Photo courtesy of John Scully

When John Scully was born, America was in the midst of an epidemic: tens of thousands of children in the United States were falling ill with paralytic poliomyelitis — otherwise known as polio, a disease that attacks the central nervous system and often leaves its victims partially or fully paralyzed.

"As kids, we were all afraid of getting polio," he says, "because if you got polio, you could end up in the dreaded iron lung and we were all terrified of those." Iron lungs were respirators that enclosed most of a person's body; people with severe cases often would end up in these respirators as they fought for their lives.

John remembers going to see matinee showings of cowboy movies on Saturdays and, before the movie, shorts would run. "Usually they showed the news," he says, "but I just remember seeing this one clip warning us about polio and it just showed all these kids in iron lungs." If kids survived the iron lung, they'd often come back to school on crutches, in leg braces, or in wheelchairs.

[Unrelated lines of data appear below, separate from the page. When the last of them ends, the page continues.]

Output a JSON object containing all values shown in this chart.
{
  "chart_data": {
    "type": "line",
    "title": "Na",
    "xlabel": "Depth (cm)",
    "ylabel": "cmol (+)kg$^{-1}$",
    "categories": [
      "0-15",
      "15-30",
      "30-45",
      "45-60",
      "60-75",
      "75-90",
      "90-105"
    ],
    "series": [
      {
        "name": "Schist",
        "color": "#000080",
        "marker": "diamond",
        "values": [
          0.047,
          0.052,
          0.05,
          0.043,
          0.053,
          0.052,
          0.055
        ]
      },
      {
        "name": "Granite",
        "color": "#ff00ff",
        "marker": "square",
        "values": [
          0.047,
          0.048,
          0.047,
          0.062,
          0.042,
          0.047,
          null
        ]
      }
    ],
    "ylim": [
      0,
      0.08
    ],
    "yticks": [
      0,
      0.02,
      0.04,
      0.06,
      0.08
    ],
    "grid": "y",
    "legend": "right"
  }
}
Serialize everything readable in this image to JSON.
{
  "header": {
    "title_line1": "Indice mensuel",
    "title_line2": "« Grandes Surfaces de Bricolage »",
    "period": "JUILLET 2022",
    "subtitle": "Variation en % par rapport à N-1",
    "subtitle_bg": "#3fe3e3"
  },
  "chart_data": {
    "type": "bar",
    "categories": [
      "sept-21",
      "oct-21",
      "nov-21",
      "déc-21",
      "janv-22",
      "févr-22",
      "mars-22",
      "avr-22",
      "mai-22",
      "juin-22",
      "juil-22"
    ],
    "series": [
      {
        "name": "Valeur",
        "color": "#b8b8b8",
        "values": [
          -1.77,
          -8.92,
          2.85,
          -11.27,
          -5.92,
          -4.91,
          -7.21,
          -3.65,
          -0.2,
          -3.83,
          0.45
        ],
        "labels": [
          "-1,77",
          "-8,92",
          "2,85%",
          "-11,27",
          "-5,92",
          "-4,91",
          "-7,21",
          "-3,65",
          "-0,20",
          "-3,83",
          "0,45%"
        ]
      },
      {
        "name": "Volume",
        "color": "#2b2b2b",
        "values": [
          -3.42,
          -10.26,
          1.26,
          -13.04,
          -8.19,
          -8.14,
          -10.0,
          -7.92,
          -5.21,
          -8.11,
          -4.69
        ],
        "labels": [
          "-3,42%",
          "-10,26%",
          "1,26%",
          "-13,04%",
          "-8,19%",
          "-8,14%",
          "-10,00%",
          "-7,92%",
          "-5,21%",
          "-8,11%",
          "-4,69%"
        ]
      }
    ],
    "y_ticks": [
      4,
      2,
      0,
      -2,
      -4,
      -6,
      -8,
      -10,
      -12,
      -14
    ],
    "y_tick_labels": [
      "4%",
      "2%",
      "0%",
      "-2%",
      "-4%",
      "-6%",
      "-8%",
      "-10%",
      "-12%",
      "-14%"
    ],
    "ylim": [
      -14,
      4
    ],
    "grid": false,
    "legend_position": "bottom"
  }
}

"We all tried to be really careful in the summer — or, as we called it back then, 'polio season,''" John says. This was because every year around Memorial Day, major outbreaks would begin to emerge and they'd spike sometime around August. People weren't really sure how the disease spread at the time, but many believed it traveled through the water. There was no cure — and every child was susceptible to getting sick with it.

"We couldn't swim in hot weather," he remembers, "and the municipal outdoor pool would close down in August."

Then, in 1954 clinical trials began for Dr. Jonas Salk's vaccine against polio and within a year, his vaccine was announced safe. "I got that vaccine at school," John says. Within two years, U.S. polio cases had dropped 85-95 percent — even before a second vaccine was developed by Dr. Albert Sabin in the 1960s. "I remember how much better things got after the vaccines came out. They changed everything," John says.